The transitional government is struggling to revive the economy amid a huge budget deficit and widespread shortages of essential goods, including fuel, bread and medicine.
Sudan has close to $60bn in foreign debt, and debt relief and access to foreign loans are widely seen as its gateway to economic recovery. But access to foreign loans is linked to the removal of sanctions related to the country’s blacklisting by the US as a state sponsor of “terrorism”.
Sudanese and Israeli officials have said that US President Donald Trump’s administration is pushing Khartoum to normalise relations with Israel in exchange for being struck off the list of state sponsors of terrorism.
The issue has divided Sudan’s fragile interim government.
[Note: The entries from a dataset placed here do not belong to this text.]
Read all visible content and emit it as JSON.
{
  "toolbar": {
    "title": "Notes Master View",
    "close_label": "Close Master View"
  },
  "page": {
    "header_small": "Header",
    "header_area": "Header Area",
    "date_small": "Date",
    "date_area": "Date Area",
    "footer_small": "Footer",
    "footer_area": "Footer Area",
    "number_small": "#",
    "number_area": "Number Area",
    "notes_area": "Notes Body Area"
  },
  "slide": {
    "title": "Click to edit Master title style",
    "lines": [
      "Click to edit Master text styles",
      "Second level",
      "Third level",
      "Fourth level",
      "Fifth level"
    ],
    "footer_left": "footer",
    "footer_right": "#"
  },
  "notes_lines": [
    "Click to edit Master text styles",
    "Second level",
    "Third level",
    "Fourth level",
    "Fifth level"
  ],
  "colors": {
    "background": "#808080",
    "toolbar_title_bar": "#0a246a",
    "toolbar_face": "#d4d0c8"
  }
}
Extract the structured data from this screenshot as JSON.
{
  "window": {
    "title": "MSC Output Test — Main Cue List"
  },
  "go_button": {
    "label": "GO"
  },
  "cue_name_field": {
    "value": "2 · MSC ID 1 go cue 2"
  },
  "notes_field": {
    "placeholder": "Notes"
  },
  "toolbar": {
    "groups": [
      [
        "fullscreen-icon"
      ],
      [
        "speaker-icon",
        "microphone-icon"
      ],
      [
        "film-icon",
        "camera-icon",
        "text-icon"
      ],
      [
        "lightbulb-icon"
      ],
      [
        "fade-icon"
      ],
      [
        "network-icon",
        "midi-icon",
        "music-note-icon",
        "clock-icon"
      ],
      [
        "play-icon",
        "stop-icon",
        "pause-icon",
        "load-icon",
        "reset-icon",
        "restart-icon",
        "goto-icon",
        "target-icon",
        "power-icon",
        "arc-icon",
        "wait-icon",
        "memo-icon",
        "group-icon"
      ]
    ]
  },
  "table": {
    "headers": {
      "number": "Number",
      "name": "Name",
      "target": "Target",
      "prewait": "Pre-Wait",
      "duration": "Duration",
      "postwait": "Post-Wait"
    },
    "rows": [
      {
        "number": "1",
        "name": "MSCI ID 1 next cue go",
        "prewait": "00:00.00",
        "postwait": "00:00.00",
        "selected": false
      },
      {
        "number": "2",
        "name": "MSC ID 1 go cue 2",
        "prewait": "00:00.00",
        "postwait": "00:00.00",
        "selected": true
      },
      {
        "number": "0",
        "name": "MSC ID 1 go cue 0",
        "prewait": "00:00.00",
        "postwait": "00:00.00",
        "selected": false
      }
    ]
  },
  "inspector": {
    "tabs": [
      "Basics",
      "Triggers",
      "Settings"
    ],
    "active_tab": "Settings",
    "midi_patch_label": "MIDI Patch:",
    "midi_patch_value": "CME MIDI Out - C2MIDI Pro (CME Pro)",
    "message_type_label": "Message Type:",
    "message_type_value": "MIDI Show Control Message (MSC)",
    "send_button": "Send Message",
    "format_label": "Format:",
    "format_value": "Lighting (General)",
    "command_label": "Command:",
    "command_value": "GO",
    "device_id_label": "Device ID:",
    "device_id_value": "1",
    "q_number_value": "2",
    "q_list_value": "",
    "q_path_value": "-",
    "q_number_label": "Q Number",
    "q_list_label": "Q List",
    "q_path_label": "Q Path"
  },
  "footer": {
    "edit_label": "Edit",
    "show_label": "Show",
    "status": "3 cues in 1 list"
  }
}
If Sudan were to establish diplomatic ties with Israel, it would be another diplomatic victory for Trump heading into the final weeks before the November 3 US elections.
The International Monetary Fund last month signed off on the Sudanese government’s economic reform programme, which could eventually allow the country to get debt relief and move ahead with rebuilding the battered economy. The reform blueprint includes a gradual lifting of energy subsidies, which eat up 36 percent of the government’s budget.
Sudan’s national currency, the pound, has plunged dramatically, selling for more than 250 to $1 on the black market. The official rate remains at 57 Sudanese pounds to $1.
The coronavirus pandemic and recent seasonal flash floods have added to the calamity. Authorities in September declared an economic emergency, said the country was a natural disaster area and imposed a three-month state of emergency.
Meanwhile, tensions escalated in the country’s east on Wednesday, following Prime Minister Abdalla Hamdok’s decision to fire Saleh Ammar, the newly appointed governor of Kassala province. In the neighbouring Red Sea province, authorities imposed 16-hour curfews in the cities of Port Sudan and Suakin, after angry protesters blocked major roads, according to the official SUNA news agency.
Ammar warned security forces not to use violence against the protesters on Wednesday, a day after he was fired, less than three months after his July appointment. Earlier, he was barred from entering Kassala by protesters, who opposed his appointment on tribal grounds.